Research highlights four priorities for occupiers to establish this foundation:
- Balance Quick Wins with Foundational Systems: The most effective AI programs balance immediate, confidence-building wins with longer-term foundational systems. These require more effort but ultimately drive greater business value. For example, an occupier might implement AI for optimizing energy consumption, which is straightforward to assess, alongside solutions for more complex outcomes like increasing portfolio agility.
- Invest in AI Skills and Capabilities: Leading companies are better resourced in terms of AI skills. The greater the priority on nurturing innovation, the greater the return. Currently, only 33% of the workforce feels adequately trained on AI. Most occupiers (70%) use multiple strategies to source AI capabilities, including internal training, custom tool development, hiring AI talent, and external partnerships.
- Modernize Digital Infrastructure: AI innovation needs robust digital infrastructure to protect data and corporate systems. Upgrading or retiring legacy tech systems in CRE is an imminent challenge. Leaders must undertake this without disrupting business functions or losing data. Legacy systems represent key barriers to AI adoption, with 81% of companies reporting at least three existing systems not generating expected results. 88% are allocating budget to upgrade these technologies.
- Align AI Rollouts with Organizational Change: Technology adoption requires multi-level stakeholder buy-in and effective change management. Survey respondents noted that the best time to adopt new technology is during other major business changes. These include IT system overhauls, leadership restructuring, responses to new regulatory requirements, or capital planning cycles. CRE professionals who align AI rollouts with planned organizational changes are best placed to secure resources and engage their workforce.
Looking Ahead to AI's Future in CRE
Some find comfort in AI pilot failures, dismissing meaningful actions by claiming the technology is not yet mature. However, the reality is that AI transformation will only deepen. Looking towards 2030 and beyond, the purpose of current pilots extends beyond immediate ROI. They provide critical learnings to inform a more encompassing, longer-term AI strategy for CRE.

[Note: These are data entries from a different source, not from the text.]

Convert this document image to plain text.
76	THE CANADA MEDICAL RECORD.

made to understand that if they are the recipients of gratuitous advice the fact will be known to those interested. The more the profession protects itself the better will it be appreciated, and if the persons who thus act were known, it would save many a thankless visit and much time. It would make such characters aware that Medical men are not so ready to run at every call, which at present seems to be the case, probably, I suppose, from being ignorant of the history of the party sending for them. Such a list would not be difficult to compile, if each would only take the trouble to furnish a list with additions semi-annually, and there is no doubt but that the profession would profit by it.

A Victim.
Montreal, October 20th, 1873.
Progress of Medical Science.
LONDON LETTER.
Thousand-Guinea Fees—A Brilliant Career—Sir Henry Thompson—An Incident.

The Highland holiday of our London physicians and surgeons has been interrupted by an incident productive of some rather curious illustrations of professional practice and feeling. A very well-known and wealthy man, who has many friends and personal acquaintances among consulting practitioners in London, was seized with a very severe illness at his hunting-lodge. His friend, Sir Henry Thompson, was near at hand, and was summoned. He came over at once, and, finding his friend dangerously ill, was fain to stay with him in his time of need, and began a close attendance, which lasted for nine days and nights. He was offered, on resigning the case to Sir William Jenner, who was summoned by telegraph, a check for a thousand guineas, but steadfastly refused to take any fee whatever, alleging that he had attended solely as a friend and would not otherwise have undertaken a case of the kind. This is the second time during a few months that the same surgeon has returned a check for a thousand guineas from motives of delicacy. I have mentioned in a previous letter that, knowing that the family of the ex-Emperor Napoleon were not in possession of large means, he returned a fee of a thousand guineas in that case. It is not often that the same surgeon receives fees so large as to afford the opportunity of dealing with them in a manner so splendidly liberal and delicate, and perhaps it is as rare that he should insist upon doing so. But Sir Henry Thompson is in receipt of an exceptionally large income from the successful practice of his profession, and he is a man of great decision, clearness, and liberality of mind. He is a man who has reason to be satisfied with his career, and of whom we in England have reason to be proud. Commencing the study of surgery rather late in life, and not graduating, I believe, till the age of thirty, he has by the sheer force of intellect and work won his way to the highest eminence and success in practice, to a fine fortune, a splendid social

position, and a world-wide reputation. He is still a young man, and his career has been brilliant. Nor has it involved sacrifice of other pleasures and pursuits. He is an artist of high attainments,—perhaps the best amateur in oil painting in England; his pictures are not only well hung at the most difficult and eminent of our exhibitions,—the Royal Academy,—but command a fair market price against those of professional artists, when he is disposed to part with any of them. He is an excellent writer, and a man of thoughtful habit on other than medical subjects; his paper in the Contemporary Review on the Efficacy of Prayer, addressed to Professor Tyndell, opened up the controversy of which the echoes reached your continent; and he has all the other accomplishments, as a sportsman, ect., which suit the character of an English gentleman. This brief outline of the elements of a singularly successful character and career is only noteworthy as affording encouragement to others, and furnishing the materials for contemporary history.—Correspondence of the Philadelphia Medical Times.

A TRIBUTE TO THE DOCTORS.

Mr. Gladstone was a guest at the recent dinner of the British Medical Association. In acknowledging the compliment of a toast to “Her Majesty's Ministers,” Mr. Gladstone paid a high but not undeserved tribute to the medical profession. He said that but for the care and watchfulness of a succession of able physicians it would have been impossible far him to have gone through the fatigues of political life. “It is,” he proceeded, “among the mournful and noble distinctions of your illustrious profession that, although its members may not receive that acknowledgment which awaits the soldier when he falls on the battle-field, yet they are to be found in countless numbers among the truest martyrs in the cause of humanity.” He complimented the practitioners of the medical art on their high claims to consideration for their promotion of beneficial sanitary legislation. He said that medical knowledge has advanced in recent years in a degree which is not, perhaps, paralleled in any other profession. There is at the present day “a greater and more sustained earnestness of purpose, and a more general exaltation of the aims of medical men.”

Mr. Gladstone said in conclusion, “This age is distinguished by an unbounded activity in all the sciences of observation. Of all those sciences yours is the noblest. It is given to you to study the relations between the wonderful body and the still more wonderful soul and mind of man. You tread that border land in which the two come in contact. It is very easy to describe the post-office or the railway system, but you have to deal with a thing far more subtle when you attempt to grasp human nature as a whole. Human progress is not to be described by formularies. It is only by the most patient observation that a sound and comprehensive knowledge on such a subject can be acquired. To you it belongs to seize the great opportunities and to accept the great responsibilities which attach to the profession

Occupiers who wait idly for technologies to mature, hoping for a 'second mover advantage,' risk competitive obsolescence. They miss the chance to experiment and understand how AI can deliver value for their unique operations. The true 'second mover advantage' lies in resisting AI hype while strategically testing chosen AI use cases and nurturing CRE teams' capabilities.
In the long run, AI's most enduring value will belong to companies that build adaptive capacity for waves of change that are yet to be fully predicted. It is not just about becoming more efficient or growing faster. It is about developing the organizational DNA to continuously evolve as AI capabilities advance.